Both headline and core CPI were below projections. Headline CPI showed minimal change on the month, increasing by 0.04% (unrounded). Consequently, the year-on-year rate declined by five-tenths to 3.2%, marking its lowest level since June 2023. The three-month annualized rate also decreased from 4.9% to 4.4%.
Core inflation, excluding volatile food and energy prices, rose by 0.2% month-on-month (0.23% unrounded), falling short of consensus expectations for a 0.3% increase. This led to the year-on-year rate dropping by two-tenths to 4.0%. However, the three-month annualized rate increased from 3.1% to 3.4%.
BofA’s analysts argue the Fed is “most likely done” with raising rates.
“[The] benign CPI report suggests that the upside surprise in September was a blip. The Fed should be encouraged by the details of today's print, specifically the drop in OER inflation and the significant cooldown in core services excluding housing,” the analysts wrote.
“We now think that the hiking cycle is over.”
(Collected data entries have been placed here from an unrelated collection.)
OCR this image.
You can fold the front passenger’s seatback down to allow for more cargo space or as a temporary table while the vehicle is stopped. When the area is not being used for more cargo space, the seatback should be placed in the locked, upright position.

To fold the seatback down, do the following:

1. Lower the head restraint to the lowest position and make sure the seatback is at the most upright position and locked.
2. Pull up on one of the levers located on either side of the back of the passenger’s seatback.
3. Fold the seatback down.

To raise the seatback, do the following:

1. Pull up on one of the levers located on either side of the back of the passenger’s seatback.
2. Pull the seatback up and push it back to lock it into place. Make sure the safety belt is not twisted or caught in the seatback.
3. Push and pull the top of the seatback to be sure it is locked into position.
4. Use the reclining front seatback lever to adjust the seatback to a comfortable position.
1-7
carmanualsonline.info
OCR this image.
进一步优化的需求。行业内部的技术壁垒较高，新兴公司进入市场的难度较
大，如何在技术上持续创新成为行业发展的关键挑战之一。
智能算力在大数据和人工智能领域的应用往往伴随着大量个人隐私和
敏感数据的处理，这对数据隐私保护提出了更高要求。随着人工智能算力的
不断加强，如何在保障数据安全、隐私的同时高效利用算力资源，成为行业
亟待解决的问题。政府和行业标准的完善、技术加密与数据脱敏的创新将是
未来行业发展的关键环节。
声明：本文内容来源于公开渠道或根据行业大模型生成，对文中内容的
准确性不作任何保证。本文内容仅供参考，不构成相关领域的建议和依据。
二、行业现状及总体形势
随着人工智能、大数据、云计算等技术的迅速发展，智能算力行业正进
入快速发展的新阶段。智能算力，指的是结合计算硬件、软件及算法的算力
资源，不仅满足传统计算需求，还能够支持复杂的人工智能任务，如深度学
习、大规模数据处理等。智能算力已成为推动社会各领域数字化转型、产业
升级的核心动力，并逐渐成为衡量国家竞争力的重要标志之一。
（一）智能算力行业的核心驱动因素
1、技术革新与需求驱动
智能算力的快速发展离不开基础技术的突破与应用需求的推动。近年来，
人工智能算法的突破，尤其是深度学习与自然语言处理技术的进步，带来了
“The Fed will probably try to leave the door open for more hikes next year at its December meeting, but there are diminishing returns to hawkish rhetoric when its policy choices lean dovish. We think that it would take meaningful re-acceleration in inflation for the Fed to hike next year. That is not our base case,” they added.
BofA sees the Fed starting to cut rates in June 2024 with one cut per quarter.